Thursday, 1 June 2017

Stravinsky's compositional career was notable for its stylistic diversity.

Igor Fyodorovich Stravinsky was a Russian-born composer, pianist, and conductor. He is widely considered one of the most important and influential composers of the 20th century.
Stravinsky's compositional career was notable for its stylistic diversity. He first achieved international fame with three ballets commissioned by the impresario Serge Diaghilev and first performed in Paris by Diaghilev's Ballets Russes: The Firebird (1910), Petrushka (1911) and the Rite of Spring (1913). The last of these transformed the way in which subsequent composers thought about rhythmic structure and was largely responsible for Stravinsky's enduring reputation as a musical revolutionary who pushed the boundaries of musical design. His "Russian phase" which continued with works such as Renard, the Soldier's Tale and Les Noces, was followed in the 1920s by a period in which he turned to neoclassical music. The works from this period tended to make use of traditional musical forms (concerto grosso, fugue and symphony), drawing on earlier styles, especially from the 18th century. In the 1950s, Stravinsky adopted serial procedures. His compositions of this period shared traits with examples of his earlier output: rhythmic energy, the construction of extended melodic ideas out of a few two- or three-note cells and clarity of form, and of instrumentation
Stravinsky was born on 17 June 1882 in Oranienbaum, a suburb of Saint Petersburg, the Russian imperial capital,[1] and was brought up in Saint Petersburg.[2] His parents were both from Ukraine: Fyodor Stravinsky (1843-1902), a famed bass singer at the Kiev opera house and at the Mariinsky Theatre in St. Petersburg, and Anna (née Kholodovsky) (1854-1939), a native of Kiev, one of four daughters of a high-ranking official in the Kiev Ministry of Estates.[3] It is believed that Stravinsky’s ancestry is traceable back to the 17th and 18th centuries, to the bearers of the Soulima and Strawinski Coat of Arms. Stravinsky's family branch most likely came from Stravinskas, polonized Lithuanian (or Belarussian) land owners, and nobles of the Grand Duchy of Lithuania. According to Stravinsky himself, his family originally had a Soulima-Stravinsky surname, and the name "Stravinsky" originated from the word "Strava", which is one of the variants of the Streva River in Lithuania (Trakai and Kaunas District). It is still unclear exactly when the Soulima part of the surname was dropped.[clarification needed][4] [5] [6]

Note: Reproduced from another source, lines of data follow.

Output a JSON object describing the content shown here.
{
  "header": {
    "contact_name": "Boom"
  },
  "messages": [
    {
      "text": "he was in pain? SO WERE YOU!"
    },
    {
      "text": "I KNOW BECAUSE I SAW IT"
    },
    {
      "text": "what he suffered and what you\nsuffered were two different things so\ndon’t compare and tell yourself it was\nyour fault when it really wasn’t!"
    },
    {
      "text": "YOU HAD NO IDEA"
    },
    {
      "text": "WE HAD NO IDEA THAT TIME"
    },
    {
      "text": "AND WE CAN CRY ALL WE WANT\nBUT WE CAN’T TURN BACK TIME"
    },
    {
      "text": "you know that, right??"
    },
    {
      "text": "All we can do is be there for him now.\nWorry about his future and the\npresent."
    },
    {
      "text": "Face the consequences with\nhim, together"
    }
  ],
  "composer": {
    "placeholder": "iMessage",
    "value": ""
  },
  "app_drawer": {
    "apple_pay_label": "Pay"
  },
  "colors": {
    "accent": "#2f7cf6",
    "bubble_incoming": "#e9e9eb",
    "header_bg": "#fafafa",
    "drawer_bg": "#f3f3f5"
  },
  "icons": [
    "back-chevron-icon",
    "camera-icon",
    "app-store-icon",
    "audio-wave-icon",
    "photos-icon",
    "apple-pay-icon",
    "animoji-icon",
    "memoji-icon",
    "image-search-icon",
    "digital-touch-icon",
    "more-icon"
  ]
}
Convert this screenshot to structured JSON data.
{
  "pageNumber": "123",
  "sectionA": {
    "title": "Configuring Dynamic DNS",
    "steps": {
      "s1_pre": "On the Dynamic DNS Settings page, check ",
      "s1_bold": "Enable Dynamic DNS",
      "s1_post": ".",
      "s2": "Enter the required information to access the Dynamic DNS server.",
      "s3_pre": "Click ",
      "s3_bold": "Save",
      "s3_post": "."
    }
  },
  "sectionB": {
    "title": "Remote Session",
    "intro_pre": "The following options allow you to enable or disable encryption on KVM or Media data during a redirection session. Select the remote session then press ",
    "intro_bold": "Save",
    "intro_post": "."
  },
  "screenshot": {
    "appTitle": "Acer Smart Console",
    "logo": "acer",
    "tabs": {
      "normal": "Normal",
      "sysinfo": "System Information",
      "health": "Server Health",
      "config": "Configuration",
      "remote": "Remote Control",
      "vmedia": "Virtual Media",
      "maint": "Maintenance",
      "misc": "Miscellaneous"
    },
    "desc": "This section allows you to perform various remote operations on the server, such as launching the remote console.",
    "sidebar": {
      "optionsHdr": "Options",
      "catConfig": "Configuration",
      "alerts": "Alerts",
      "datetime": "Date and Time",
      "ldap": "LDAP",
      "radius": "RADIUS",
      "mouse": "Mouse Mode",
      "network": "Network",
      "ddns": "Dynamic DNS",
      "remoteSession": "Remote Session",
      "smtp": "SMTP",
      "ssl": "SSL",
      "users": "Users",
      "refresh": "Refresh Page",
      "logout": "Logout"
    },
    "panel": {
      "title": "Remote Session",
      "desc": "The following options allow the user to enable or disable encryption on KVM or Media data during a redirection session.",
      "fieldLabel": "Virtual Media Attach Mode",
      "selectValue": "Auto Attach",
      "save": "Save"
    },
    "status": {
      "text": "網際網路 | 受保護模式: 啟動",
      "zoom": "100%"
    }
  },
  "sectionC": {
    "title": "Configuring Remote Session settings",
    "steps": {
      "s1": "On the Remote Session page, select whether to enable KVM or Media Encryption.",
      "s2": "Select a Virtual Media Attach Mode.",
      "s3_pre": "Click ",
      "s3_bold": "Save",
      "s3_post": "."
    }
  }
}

Stravinsky recalled his schooldays as being lonely, later saying that "I never came across anyone who had any real attraction for me".[7] Stravinsky began piano lessons as a young boy, studying music theory and attempting composition. In 1890, he saw a performance of Tchaikovsky's ballet The Sleeping Beauty at the Mariinsky Theatre. By age fifteen he had mastered Mendelssohn's Piano Concerto in G minor and finished a piano reduction of a string quartet by Glazunov, who reportedly considered Stravinsky unmusical, and thought little of his skills.[8]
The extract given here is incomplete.